By the time I’d turned 5, mom had remarried. Back then, fathers didn’t have the same parenting rights as today, so with a brand-new puppy in my lap, I waved goodbye to my father as my stepdad’s sleek, silver Thunderbird rolled down the driveway, toward an address five states away, and into a new life.

As time went by, pieces of one life became seedlings for another, and when my baby brother was born, my new family was complete. But there was always someone else present who, even though he wasn’t part of this new unit, was still in the mix because he was attached to me – my father.

I wouldn’t say things were perfect between my mother and father, because when bad memories fade, they still leave a scar.
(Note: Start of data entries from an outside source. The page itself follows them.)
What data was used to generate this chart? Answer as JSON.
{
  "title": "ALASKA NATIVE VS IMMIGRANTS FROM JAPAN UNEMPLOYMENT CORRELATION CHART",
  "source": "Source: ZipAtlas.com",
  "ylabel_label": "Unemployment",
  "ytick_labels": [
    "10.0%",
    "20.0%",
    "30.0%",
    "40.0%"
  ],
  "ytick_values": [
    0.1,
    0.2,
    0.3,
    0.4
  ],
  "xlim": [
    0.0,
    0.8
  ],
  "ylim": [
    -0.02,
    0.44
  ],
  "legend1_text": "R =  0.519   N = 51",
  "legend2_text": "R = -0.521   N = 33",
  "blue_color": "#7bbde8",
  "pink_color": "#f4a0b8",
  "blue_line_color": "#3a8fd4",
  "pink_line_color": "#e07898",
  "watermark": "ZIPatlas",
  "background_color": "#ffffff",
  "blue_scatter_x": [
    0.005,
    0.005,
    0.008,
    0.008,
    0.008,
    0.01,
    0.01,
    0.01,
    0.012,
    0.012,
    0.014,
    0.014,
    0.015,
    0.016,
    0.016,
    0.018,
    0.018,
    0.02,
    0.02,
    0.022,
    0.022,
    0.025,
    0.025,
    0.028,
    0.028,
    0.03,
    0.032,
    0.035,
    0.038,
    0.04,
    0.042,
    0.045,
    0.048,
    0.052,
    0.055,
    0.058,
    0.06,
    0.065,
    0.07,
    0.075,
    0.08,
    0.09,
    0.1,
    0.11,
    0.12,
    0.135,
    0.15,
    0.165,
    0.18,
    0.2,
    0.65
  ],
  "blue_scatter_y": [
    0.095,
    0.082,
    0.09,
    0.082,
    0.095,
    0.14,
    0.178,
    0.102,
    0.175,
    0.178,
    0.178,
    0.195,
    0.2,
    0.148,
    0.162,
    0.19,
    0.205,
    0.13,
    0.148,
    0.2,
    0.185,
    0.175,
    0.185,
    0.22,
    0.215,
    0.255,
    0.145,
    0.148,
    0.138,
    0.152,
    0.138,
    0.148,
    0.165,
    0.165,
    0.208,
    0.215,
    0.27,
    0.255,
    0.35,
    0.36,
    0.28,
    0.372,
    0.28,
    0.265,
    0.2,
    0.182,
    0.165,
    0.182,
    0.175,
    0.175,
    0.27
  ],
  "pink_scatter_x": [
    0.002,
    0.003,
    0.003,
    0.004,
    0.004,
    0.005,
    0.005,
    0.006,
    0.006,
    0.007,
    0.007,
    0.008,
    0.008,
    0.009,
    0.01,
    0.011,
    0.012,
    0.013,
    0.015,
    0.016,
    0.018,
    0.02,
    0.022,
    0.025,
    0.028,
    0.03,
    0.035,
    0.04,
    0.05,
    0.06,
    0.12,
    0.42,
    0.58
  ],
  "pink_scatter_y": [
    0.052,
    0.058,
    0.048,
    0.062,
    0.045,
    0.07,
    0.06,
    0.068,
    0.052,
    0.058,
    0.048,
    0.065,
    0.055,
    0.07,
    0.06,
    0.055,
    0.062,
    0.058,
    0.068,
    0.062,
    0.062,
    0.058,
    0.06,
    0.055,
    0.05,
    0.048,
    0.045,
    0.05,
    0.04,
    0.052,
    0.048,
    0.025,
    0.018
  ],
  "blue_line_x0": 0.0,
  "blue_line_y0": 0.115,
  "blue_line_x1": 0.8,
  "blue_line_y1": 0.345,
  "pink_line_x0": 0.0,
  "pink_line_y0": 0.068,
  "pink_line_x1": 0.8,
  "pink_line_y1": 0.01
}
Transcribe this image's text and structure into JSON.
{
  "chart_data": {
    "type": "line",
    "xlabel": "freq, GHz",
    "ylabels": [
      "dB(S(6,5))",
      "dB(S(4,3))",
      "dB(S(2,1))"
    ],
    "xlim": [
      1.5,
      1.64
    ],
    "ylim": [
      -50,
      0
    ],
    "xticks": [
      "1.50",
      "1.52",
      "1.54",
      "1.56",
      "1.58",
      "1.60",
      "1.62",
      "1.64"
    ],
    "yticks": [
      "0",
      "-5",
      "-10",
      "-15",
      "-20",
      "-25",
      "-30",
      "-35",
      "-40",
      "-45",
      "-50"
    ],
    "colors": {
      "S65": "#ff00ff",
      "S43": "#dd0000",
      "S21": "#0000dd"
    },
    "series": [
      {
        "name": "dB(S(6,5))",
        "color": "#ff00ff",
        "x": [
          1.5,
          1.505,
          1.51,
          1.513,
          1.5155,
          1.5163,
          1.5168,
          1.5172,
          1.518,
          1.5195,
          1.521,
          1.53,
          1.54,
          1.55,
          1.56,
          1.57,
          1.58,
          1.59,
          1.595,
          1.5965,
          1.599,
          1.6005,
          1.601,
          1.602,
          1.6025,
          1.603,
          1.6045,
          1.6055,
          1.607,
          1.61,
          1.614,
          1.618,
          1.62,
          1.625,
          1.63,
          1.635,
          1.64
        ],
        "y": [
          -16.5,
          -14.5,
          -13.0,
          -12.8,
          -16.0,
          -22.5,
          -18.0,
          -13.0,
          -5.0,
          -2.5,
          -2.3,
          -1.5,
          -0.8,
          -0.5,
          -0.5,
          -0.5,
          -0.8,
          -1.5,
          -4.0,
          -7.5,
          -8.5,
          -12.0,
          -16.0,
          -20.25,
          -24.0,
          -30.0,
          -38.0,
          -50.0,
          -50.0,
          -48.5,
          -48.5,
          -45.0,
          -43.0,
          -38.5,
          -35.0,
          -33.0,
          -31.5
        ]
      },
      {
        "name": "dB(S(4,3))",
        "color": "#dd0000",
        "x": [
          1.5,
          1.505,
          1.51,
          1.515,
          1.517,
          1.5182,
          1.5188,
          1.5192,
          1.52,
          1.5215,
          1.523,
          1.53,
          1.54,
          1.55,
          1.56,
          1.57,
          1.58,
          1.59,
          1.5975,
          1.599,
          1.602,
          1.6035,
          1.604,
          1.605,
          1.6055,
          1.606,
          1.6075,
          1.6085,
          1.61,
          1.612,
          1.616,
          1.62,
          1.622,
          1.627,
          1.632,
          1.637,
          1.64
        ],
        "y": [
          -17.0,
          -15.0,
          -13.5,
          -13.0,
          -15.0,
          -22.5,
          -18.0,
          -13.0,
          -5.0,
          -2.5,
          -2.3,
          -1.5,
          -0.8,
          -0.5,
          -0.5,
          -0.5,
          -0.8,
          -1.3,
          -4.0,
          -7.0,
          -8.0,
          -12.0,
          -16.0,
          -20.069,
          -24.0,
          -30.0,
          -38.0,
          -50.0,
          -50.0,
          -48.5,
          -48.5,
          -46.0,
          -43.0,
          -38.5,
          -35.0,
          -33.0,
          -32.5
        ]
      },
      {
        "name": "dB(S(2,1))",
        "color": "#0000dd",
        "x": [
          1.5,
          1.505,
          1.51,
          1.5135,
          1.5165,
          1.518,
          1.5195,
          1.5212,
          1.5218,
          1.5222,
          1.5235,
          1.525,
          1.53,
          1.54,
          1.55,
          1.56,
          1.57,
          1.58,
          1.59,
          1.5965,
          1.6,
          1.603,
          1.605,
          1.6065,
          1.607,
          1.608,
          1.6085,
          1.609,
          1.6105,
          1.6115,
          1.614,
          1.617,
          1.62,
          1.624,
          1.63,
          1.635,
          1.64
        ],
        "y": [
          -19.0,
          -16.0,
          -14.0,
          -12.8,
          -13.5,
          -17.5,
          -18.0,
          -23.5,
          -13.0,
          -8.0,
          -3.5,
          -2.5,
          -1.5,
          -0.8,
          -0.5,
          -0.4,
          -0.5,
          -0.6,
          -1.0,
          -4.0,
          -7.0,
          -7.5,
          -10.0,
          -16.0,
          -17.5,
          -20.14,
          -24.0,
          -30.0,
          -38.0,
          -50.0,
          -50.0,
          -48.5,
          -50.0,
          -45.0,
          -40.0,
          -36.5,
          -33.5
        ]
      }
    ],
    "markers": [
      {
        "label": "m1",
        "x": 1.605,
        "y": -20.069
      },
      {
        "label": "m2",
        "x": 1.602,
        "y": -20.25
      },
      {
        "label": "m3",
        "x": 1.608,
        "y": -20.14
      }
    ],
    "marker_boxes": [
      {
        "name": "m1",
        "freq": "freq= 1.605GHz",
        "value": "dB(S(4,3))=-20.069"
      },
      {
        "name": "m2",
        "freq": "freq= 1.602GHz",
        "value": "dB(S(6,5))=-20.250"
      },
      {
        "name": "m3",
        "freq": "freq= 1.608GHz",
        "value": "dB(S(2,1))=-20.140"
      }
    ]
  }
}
But mom always held the door open for visits, and my father never missed an opportunity to take any time with me that she was willing to share.

As years passed and I became increasingly comfortable with my family dynamics, I began to see myself as lucky, even though it wasn’t always easy. I was a Whitten, and everyone else I lived with was a Logan. I sometimes felt like a misfit in the world of seemingly perfect families on my block, painting a smile on my face when all I wanted to do was cry. But intermingled with the sad was something that no other kid I knew could match. Not only did I have one great dad, I had two, with different but equally important ideas, strengths, influences, opinions, and dreams … and one huge commonality. They both loved me in a way that only a father can – times two.

Divorce, like life, is complicated. It’s messy and raw, and carefully drawn colors end up bleeding outside the lines. It’s not easy to forgive. It’s even harder to forget. But in many cases, good can be salvaged from bad. If you can ultimately find happiness in something that at first only brought pain, it’s a gift to yourself that never goes away. Sometimes, with the passage of time, the things that hurt most end up helping us in the end.